The use of digital images is something that, if you think of it at all in an art context, is normally associated with Contemporary Art. We’ve all seen examples in the news of things being projected onto buildings, or weird images in exhibitions that exist only on monitors. Yet in an art history context, the use of digital images can provide us with an experience that is truly enlightening, by showing us things that no longer are, but once were.
Among the most dazzling examples of this is the projection of overlays showing what the original, painted decoration of a Gothic cathedral façade would have looked like. Far from the monochromatic, grey-and-beige faces which they now present to the world, many of these monumental structures were decorated in vivid colors both inside and out. In this, the Medieval Europeans were merely following the example of ancient cultures of the Mediterranean basin, including the Egyptians, Greeks, and Romans, who lavishly (and indeed garishly) colored the statuary on both the inside and outside of their buildings.

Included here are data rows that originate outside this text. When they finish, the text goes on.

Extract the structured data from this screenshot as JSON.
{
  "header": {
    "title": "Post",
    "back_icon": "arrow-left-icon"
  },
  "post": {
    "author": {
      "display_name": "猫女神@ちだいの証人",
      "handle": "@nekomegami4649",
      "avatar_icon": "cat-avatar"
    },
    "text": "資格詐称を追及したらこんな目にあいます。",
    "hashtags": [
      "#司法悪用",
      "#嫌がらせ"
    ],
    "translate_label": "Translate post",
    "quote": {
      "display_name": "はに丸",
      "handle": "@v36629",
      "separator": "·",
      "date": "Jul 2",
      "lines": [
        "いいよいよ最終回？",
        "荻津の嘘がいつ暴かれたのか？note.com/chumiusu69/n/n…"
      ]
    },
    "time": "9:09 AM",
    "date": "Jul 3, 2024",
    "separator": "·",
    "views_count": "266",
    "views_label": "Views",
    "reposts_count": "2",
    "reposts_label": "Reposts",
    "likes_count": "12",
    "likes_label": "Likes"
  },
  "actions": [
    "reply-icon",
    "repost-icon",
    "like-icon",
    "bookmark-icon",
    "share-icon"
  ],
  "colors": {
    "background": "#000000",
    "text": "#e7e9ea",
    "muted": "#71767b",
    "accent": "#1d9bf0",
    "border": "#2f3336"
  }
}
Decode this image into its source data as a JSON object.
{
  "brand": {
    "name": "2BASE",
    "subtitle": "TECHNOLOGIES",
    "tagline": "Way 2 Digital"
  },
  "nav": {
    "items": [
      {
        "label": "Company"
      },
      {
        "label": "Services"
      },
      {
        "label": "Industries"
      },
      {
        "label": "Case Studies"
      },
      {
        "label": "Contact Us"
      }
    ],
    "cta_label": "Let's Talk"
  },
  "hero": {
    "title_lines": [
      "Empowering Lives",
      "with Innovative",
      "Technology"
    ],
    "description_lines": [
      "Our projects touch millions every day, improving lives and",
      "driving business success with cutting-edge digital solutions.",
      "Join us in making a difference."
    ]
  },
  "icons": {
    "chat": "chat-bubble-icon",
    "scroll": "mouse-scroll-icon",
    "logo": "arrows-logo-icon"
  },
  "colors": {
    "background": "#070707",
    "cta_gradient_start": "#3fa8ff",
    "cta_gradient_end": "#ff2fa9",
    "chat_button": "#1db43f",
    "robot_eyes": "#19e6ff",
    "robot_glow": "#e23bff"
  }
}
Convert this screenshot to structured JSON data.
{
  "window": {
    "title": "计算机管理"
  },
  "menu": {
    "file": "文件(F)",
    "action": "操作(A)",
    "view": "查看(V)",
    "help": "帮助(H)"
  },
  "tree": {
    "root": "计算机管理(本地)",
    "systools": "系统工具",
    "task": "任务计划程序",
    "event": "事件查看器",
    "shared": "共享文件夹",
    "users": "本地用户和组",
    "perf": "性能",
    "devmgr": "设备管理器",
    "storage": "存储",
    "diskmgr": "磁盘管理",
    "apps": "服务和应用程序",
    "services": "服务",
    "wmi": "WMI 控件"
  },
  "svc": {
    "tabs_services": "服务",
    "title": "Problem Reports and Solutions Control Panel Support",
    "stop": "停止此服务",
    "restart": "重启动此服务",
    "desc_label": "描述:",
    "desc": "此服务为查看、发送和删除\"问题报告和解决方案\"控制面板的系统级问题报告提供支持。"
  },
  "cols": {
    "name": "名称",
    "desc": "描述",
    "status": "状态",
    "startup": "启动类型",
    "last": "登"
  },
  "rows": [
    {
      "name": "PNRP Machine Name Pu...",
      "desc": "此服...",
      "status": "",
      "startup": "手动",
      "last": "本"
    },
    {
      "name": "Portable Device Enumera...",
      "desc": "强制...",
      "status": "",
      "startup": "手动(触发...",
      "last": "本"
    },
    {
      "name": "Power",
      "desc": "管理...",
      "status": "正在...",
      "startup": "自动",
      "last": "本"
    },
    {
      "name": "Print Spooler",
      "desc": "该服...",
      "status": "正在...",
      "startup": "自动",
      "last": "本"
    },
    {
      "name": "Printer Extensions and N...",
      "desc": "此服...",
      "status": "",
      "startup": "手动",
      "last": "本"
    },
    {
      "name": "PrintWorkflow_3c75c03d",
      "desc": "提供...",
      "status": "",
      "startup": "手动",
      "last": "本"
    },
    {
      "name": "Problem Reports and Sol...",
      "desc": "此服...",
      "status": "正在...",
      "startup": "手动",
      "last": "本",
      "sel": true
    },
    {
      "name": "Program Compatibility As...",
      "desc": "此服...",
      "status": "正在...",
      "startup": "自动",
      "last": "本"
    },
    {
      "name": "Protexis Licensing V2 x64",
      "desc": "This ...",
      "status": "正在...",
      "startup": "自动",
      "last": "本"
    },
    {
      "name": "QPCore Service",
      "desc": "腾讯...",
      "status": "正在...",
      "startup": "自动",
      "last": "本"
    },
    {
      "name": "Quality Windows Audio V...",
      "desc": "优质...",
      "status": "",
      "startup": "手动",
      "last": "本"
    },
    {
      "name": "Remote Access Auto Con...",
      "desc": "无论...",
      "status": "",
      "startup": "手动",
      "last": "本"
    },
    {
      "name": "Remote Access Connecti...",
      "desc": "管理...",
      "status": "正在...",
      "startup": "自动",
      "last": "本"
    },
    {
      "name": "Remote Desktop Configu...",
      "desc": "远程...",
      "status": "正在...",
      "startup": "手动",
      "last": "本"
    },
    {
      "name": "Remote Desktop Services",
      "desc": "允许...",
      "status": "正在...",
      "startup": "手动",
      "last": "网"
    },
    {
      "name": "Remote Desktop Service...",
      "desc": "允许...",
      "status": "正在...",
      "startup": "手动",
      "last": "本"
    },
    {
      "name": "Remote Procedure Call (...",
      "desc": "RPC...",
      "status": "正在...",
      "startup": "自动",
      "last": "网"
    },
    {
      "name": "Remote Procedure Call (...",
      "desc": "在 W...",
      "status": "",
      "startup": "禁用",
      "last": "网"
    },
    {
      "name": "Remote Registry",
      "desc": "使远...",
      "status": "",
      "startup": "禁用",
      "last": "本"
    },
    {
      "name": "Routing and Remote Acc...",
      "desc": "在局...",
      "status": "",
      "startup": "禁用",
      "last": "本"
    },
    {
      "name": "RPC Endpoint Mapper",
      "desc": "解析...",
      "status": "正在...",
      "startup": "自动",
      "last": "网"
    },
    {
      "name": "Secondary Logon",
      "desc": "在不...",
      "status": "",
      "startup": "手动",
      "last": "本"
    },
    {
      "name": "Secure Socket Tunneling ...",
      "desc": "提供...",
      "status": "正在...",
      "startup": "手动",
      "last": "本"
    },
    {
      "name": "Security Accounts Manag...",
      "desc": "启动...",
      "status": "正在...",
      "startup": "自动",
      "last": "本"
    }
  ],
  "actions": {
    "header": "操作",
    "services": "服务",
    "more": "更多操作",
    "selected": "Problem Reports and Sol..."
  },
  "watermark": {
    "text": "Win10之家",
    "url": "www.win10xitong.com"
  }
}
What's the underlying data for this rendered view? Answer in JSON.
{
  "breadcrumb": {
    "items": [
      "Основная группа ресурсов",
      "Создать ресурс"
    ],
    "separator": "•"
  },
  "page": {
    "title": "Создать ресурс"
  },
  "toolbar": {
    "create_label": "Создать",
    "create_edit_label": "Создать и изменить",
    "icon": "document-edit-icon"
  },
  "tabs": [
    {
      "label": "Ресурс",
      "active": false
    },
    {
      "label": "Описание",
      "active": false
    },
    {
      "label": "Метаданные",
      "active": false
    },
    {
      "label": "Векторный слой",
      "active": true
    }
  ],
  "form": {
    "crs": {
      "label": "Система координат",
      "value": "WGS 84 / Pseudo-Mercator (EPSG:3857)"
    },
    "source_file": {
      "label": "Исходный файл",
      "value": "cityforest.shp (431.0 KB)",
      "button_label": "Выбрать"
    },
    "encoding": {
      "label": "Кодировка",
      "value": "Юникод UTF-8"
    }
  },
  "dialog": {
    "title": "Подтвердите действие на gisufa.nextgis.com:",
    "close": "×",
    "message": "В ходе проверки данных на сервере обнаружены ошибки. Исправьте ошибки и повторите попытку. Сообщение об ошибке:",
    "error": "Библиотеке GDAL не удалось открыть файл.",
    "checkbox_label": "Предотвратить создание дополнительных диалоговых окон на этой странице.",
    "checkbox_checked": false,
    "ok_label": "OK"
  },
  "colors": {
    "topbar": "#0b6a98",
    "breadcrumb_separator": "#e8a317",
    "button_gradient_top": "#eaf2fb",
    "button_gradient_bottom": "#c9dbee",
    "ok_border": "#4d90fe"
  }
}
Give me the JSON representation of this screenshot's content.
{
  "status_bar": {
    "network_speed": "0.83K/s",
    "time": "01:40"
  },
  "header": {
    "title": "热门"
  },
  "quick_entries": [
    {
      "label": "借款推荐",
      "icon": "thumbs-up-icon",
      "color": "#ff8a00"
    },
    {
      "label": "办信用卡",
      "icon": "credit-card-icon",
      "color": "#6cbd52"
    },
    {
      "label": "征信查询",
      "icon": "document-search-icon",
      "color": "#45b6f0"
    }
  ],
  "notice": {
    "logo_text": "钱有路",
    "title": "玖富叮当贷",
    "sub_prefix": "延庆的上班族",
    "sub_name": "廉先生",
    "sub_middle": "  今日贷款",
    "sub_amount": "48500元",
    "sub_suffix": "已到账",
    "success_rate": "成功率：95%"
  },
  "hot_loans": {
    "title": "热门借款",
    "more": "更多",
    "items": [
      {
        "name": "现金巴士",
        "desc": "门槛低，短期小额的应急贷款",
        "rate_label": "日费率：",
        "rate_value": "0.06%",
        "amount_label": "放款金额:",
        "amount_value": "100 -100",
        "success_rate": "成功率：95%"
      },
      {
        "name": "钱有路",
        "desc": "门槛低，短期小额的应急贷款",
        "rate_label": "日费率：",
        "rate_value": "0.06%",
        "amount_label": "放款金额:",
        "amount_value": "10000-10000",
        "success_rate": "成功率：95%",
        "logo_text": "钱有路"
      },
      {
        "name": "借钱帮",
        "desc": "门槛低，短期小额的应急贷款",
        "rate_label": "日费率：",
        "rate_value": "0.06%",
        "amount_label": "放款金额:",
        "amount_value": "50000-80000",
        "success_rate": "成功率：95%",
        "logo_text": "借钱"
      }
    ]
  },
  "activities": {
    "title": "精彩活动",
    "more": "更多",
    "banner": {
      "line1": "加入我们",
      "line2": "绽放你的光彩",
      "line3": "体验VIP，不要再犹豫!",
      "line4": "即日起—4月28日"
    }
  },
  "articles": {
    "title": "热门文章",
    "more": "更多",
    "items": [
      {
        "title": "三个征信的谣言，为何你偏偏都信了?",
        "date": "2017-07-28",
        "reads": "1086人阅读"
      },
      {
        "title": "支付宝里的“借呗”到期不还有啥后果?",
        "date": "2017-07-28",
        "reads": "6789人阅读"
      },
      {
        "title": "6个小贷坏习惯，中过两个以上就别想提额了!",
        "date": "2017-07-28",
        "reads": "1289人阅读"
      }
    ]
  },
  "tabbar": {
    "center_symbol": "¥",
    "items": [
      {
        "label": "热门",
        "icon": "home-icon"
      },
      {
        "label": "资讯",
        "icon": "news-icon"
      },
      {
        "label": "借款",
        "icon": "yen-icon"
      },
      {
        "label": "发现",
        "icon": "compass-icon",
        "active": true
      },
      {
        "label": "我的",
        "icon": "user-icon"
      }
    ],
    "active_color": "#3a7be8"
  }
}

Back in the late ‘90’s, restorers working at the 13th century Cathedral of Notre Dame d’Amiens, were able to determine what the original, painted color scheme of the West Front, the main façade of the church, would have looked like from remaining painted surface decoration. Amiens is the tallest complete Gothic church in France [N.B. Yes, Beauvais is technically taller, but it is half-collapsed], and its entrance is known for its host of sculptures, with multiple Biblical scenes and dozens of statues of saints. Using digital technology, the Cathedral projects overlays onto the West Front in the evenings during the summer and at Christmastide, which give visitors an idea of what the bright, colorful façade must have looked like in its heyday. You can see a spectacular video of the projection here.
Another use of digital image technology that was recently announced for the Château de Vaux-le-Vicomte, about half an hour south of Paris. The luxurious castle, built for Louis XIV’s Minister of Finance Nicholas Fouquet, is one of the grandest private residences in France. The main interior element of the château was to be the ceiling of the grand salon, a domed room that is about 60 feet wide and 60 feet high, which was to be covered in an elaborate mythological tableau by the greatest French artist of the period, Charles Le Brun (1619-1690). The ceiling was never completed however, since in 1661 Fouquet fell from grace and was imprisoned for his mishandling of the country’s finances.
Today the visitor to the estate who enters the grand salon will see a ceiling painted with a simple blue sky and a soaring eagle. However, we know from Le Brun’s drawings and contemporary documents what he originally planned to paint on the surface of the ceiling. As reported in The Art Newspaper, current owners Alexandre, Ascanio, and Jean-Charles de Vogüé are now engaged in a fundraising campaign to create a digital projection for the ceiling which would represent, as close as possible, Le Brun’s original intended decoration for the space. Since a full set of engravings for the final plan exist, all the digital artists will need to do, essentially, is color them in; figuring out how to actually project them will be another matter.
Finally, there is the example of the Isabella Stewart Gardner Museum in Boston, famously the site of the greatest art theft of the 20th century. The paintings are still missing, and the search to find them remains one of the great, fascinating quests in the area of art crime. Rumors ranging from their destruction to their being held as collateral by the mafia abound, and periodically various theories crop up as to what exactly happened to them, and, if they still exist, where they are today. The frames from which the paintings were cut still hang, empty, throughout the museum as a testament to their loss.
Now, a Boston-based technology firm has created “Hack the Heist”, which offers visitors to the Gardner the chance to see part of the museum as it was before the robbery. Using digital imaging, app users inside the museum can “see” some of the missing pictures placed back in the spaces where they once hung. Although not officially sanctioned by the museum, the app continues to keep alive public interest in solving this mystery, with the hope that, one day, the paintings will return.